In this part, you will design and implement a linear scan register allocator, as described in this paper. Your should first read this paper carefully to understand the algorithm, before writing any code.

Liveness Analysis

You will first write a liveness analysis to calculate, for each instruction and transfer in a function, the live-in and live-out variable sets.

Exercise 6. Write a liveness analysis for Tiger, to calculate live-in and live-out information. We are free to propose any data structures and algorithms to calculate this liveness information. To keep things simple, you can write the analysis on a single instruction granularity, to use the following dataflow equation:
live_in[s]  = uses[s] ∪ (live_out[s] - defs[s])
live_out[s] = ∪(live_in[p])                     // for any p ∈ succ[s];
with all live_in[] and live_out[] initialized to an empty set ∅.
Challenge. Most dataflow analysis should follow an order of the flow of data. For liveness analysis, the caculation should be backward from the last instruction in a function to the first one. Implement this strategy to speed up your analysis.
Challenge. To speed up the liveness analysis, you may calculate liveness information on a block granularity instead of on an instruction granularity. That is, you can use the following dataflow equation:
live_in[b]  = uses[b] ∪ (live_out[b] - defs[b])
live_out[b] = ∪(live_in[p])                     // for any p ∈ succ[b];
where the live variable set uses[] and defs[] for each block b is calculated by a one-pass backward iteration of all statements in this block. Implement this strategy to speed up your liveness analysis.

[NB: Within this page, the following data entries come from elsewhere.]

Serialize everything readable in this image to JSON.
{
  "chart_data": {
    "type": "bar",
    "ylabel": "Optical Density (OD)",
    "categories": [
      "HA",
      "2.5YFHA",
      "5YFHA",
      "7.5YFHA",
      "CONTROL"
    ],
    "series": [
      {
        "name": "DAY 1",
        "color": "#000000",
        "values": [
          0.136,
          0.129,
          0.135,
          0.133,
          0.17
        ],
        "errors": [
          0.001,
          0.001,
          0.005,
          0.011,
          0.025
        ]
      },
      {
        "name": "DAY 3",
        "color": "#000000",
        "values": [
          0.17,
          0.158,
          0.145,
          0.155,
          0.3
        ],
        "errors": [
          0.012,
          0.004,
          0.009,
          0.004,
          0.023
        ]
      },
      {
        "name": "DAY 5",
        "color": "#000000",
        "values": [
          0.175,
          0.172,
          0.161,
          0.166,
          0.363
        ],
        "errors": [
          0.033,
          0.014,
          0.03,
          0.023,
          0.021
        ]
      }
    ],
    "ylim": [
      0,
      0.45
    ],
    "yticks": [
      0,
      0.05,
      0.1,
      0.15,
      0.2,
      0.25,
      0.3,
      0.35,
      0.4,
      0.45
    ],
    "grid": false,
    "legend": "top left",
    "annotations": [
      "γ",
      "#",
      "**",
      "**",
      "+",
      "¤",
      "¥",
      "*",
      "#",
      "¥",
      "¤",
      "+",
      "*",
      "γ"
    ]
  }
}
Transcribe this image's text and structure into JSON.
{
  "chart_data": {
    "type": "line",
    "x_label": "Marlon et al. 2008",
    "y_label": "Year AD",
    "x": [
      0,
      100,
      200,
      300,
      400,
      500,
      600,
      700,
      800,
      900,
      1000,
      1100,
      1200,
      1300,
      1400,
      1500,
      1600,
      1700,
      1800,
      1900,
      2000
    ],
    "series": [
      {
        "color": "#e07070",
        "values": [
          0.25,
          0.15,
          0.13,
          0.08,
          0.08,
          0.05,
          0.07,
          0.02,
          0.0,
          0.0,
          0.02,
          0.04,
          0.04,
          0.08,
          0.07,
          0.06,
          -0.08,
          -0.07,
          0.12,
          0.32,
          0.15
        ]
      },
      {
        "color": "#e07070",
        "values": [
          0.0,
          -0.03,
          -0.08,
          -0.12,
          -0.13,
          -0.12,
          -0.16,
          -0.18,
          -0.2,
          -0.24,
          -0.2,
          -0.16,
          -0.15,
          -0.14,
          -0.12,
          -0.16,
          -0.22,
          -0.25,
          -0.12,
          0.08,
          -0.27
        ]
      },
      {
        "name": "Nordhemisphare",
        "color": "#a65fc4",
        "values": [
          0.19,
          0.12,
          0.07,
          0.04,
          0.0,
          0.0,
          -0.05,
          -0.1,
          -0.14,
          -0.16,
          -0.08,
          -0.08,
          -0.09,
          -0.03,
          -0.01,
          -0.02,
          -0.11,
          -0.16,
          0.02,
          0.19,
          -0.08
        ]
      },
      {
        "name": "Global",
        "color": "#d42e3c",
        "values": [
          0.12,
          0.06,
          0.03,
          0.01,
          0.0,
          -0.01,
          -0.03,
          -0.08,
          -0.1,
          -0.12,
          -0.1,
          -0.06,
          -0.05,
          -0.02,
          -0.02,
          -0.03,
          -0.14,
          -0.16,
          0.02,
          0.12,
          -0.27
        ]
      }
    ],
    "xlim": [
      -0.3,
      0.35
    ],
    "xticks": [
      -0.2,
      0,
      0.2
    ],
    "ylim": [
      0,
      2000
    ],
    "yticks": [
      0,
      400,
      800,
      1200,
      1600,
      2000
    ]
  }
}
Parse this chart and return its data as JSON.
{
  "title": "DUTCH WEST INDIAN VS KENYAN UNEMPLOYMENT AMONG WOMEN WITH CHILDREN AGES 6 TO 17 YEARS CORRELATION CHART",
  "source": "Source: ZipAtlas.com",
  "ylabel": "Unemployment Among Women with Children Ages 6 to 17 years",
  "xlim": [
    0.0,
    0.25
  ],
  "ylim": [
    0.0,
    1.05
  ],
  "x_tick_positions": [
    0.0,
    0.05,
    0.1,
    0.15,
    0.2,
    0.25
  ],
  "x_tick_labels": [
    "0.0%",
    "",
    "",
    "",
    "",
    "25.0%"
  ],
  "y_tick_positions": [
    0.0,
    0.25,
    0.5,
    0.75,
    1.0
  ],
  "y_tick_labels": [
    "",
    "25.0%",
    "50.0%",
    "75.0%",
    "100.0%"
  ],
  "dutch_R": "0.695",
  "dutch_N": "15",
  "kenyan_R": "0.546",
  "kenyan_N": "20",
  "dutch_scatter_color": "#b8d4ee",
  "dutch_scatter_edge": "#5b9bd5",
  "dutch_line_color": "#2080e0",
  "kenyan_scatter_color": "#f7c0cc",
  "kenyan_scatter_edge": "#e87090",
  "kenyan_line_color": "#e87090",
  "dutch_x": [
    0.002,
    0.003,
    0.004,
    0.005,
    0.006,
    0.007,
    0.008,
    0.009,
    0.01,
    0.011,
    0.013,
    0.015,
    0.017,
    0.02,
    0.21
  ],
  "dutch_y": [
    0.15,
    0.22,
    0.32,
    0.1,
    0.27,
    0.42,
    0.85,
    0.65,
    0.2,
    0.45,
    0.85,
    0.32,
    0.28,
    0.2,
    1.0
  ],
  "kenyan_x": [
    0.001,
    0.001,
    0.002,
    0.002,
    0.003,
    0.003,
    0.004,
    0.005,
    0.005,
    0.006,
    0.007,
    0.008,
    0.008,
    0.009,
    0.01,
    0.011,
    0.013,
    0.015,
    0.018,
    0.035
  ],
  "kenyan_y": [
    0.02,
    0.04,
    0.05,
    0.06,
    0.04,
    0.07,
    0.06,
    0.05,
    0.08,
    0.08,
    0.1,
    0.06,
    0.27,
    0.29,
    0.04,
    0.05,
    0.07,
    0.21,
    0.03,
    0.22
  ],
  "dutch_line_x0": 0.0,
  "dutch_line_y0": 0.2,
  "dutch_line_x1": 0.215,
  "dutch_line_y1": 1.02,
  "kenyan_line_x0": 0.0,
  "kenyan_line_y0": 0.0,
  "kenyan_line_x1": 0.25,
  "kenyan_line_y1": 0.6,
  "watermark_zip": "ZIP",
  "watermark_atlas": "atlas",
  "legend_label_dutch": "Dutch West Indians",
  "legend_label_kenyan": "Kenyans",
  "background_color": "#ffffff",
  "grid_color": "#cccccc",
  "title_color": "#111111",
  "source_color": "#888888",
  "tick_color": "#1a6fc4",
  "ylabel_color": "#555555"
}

Topological Sorting and Live Intervals

A topological sorting linearizes the basic blocks in a control-flow graph, so that each basic block b (hence each instruction or transfer in that block) will have a unique linear order number n with total order.

Exercise 7. Implement topological sorting of basic blocks to linearize them. It should be noted that, generally speaking, a control-flow graph might not have a strict topological sorting due to the existence of loops. Hence, your algorithm will really produce a quasi-topological order.

Given a specific topological order, we can calculate, for each variable x, its live interval [low, high]. Intuitively, the variable x is "always" live in this interval, hence requiring a unique physical register r to hold its value.

Exercise 8. Calculate, for each variable x, its live interval [low, high]. Think carefully about the underlying data structure designs.

Allocation

Variables can be allocated to registers by a linear scan of all live intervals. Live intervals [low, high] should be increasingly ordered according to its left coordinate low.

Exercise 9. Allocate variables to physical registers by implementing the linear scan algorithm. Rewrite the assembly instructions according to the allocation result.

To this point, your Tiger compiler can compile any MiniJava programs without spilling to assembly. Furthermore, when linked against the above runtime, your Tiger compiler can produce final executables which, when executed, should produce correct result. Do not forget to test your Tiger compiler, fix any potential bugs before continuing.

Spilling

Variables that cannot be allocated to registers should be spilled to stack frames. Extra load/stores should be added for the spilled variables.

Challenge. Implement spilling, so that your Tiger compiler can compile programs with arbitrary variable interferences.

After implementing spilling, your Tiger compiler can compile any MiniJava programs to produce assembly. Test your Tiger compiler before continuing.

Coalescing

Coalescing is an optimization to remove move instructions where the source and target are the same. Specifically, for move instruction

movq %x, %y     // %y = %x

if both variables x and y can be allocated to the same physical register (say %r), then the resulting move instruction:

movq %r, %r

is essentially a nop, hence can be removed subsequently.

Challenge. Implement coalescing, so that your Tiger compiler can eliminate practically all move instructions from the programs being compiled.

To this point, your Tiger compiler should compile any MiniJava programs by allocating variables to registers. Do not forget to test your Tiger compiler and fix potential bugs.


Hand-in

This completes the lab. Remember to hand in your solution to the online teaching system.